Mais les promesses de Darmanin sont conditionnées à un calendrier. Un texte « Justice criminel » serait présenté fin juin 2025. Un deuxième texte, en septembre. Le Premier ministre a inscrit ces textes à l'ordre du jour. Rien n'est encore écrit. Rien n'est encore adopté.
Le député n'a pas manqué de rappeler l'urgence : « La vraie question est de savoir comment sur une peine de 30 ans on peut sortir au bout de 8 années. » Il a salué la volonté du ministre de revenir sur la confusion des peines, mais a immédiatement ajouté : « après 9 ans d'exercice du pouvoir macroniste ». Une gifle politique.
Darmanin n'a pas répondu sur le calendrier précis. Pas de chiffres.
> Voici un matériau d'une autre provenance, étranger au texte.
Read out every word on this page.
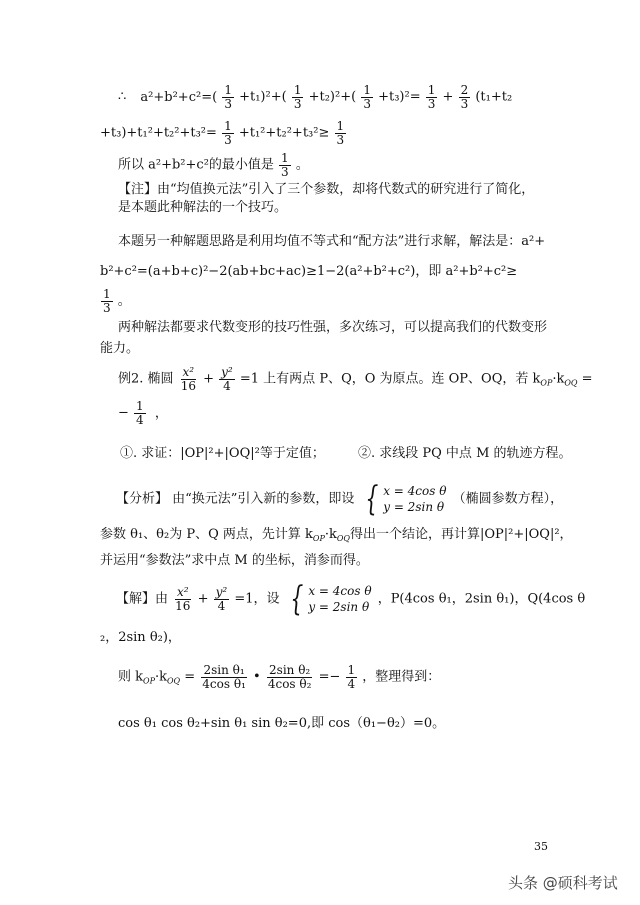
∴ $a^2+b^2+c^2=( \frac{1}{3} +t_1)^2+( \frac{1}{3} +t_2)^2+( \frac{1}{3} +t_3)^2= \frac{1}{3} + \frac{2}{3} (t_1+t_2$
$+t_3)+t_1^2+t_2^2+t_3^2= \frac{1}{3} +t_1^2+t_2^2+t_3^2\ge \frac{1}{3}$
所以 a²+b²+c²的最小值是 $\frac{1}{3}$ 。
【注】由“均值换元法”引入了三个参数，却将代数式的研究进行了简化，
是本题此种解法的一个技巧。
本题另一种解题思路是利用均值不等式和“配方法”进行求解，解法是：a²+
b²+c²=(a+b+c)²−2(ab+bc+ac)≥1−2(a²+b²+c²)，即 a²+b²+c²≥
$\frac{1}{3}$ 。
两种解法都要求代数变形的技巧性强，多次练习，可以提高我们的代数变形
能力。
例2. 椭圆 $\frac{\text{x²}}{16} + \frac{\text{y²}}{4} =1$ 上有两点 P、Q，O 为原点。连 OP、OQ，若 $k_{OP}\cdot k_{OQ}$ =
− $\frac{1}{4}$ ，
①. 求证：|OP|²+|OQ|²等于定值；	②. 求线段 PQ 中点 M 的轨迹方程。
【分析】 由“换元法”引入新的参数，即设 { x = 4cos θ
y = 2sin θ
（椭圆参数方程），
参数 θ₁、θ₂为 P、Q 两点，先计算 $k_{OP}\cdot k_{OQ}$得出一个结论，再计算|OP|²+|OQ|²，
并运用“参数法”求中点 M 的坐标，消参而得。
【解】由 $\frac{\text{x²}}{16} + \frac{\text{y²}}{4} =1$，设 { x = 4cos θ
y = 2sin θ
，P(4cos θ₁，2sin θ₁)，Q(4cos θ
₂，2sin θ₂)，
则 $k_{OP}\cdot k_{OQ} = \frac{\text{2sin θ₁}}{\text{4cos θ₁}}$ • $\frac{\text{2sin θ₂}}{\text{4cos θ₂}} =- \frac{1}{4}$ ，整理得到：
cos θ₁ cos θ₂+sin θ₁ sin θ₂=0,即 cos（θ₁−θ₂）=0。
35
头条 @硕科考试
Pas de date pour la suppression effective de la confusion des peines pour les crimes sexuels sur mineurs. Le flou demeure.
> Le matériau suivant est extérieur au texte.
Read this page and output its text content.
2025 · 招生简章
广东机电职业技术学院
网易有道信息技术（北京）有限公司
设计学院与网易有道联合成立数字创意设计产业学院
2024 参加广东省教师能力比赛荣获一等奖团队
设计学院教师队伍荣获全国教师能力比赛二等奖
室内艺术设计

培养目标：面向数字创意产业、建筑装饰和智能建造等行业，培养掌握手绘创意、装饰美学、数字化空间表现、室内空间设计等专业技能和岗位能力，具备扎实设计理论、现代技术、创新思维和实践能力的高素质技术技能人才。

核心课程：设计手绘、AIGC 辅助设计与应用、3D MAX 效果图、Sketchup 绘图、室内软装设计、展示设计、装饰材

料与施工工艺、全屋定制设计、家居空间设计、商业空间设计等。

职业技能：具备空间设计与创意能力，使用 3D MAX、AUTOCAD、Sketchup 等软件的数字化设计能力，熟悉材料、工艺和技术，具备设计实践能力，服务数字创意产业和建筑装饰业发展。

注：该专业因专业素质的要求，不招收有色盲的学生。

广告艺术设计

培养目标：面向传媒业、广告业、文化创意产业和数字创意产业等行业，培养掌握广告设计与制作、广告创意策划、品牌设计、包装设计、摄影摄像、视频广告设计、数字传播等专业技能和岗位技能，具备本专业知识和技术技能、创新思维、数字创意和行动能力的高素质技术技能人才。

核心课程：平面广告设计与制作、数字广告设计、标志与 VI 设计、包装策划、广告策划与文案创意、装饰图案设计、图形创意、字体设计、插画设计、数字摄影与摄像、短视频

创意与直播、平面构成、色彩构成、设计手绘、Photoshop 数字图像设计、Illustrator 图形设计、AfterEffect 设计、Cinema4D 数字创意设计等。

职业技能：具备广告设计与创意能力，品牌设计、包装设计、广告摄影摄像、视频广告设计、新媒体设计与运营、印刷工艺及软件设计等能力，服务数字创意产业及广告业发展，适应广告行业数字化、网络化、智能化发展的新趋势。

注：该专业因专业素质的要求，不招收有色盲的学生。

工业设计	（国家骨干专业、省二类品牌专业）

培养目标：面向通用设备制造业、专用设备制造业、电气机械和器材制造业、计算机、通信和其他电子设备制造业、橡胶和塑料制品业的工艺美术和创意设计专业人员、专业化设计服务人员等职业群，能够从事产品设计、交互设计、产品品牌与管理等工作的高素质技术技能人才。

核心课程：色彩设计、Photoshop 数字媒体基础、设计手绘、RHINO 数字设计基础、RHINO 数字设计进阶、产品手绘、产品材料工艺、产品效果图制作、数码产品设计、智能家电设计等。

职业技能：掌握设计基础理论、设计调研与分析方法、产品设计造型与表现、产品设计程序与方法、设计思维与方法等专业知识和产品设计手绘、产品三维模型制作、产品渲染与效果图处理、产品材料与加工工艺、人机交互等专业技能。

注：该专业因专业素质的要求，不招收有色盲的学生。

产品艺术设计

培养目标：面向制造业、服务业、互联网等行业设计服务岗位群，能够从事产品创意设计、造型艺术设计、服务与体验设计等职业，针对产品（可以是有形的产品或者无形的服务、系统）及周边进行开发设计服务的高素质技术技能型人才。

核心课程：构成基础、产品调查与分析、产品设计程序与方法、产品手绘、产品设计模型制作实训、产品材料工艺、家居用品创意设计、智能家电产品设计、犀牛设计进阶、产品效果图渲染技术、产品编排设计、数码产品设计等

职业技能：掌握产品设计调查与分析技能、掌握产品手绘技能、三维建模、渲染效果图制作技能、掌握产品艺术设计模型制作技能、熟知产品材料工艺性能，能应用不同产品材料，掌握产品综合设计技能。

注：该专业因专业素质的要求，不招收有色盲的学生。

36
Le coût humain de l'impunité
Yanis n'est pas le premier. Il ne sera pas le dernier si rien ne change. Le cas de Karine, une autre victime du même agresseur, montre que le système est défaillant depuis des années. Elle a reçu un courrier l'informant de la libération et de la réinstallation de son bourreau. Aucune protection. Aucun accompagnement.
Le juge d'application des peines a justifié sa décision par le jeu des textes. Mais ce n'est pas une excuse. Les magistrats ont une marge de manœuvre. Ils peuvent refuser une libération conditionnelle. Ils peuvent imposer une interdiction de résidence. Ils peuvent appliquer les réductions de peine avec parcimonie. Ils ont choisi de ne pas le faire.
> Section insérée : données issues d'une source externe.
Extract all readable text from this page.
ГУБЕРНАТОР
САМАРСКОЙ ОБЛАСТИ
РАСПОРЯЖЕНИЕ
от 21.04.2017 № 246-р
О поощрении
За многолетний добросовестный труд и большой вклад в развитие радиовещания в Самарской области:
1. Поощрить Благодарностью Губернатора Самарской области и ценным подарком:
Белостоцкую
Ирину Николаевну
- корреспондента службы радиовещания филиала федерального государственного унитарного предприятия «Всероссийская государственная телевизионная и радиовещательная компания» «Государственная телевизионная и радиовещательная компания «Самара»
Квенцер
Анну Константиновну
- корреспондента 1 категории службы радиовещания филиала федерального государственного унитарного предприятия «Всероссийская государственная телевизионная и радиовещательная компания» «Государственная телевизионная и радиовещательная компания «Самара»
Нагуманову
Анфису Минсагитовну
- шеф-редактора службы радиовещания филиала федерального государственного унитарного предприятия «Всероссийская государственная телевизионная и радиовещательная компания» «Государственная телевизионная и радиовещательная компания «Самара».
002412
Le député l'a dit sans détour : c'est une « faillite morale ». Une faillite qui a coûté la vie à un garçon de 17 ans. Une faillite qui laisse des centaines de victimes sans protection.
La suite est édifiante. Darmanin promet des réformes. Mais les promesses, les victimes en ont entendu. La loi Perben de 2010 promettait déjà l'information des victimes. Résultat : un système optionnel qui n'a pas fonctionné. Aujourd'hui, on nous promet des textes en juin et en septembre. Mais dans neuf ans, quand un nouveau drame arrivera, on nous dira encore qu'il faut « revoir le système ».
Conclusion
Yanis est mort parce que la République n'a pas tenu sa promesse. 30 ans de prison, c'était la promesse faite à ses proches. 8 ans, c'est la réalité. La confusion des peines, les réductions automatiques, l'inertie politique : tout cela a concouru à ce suicide annoncé.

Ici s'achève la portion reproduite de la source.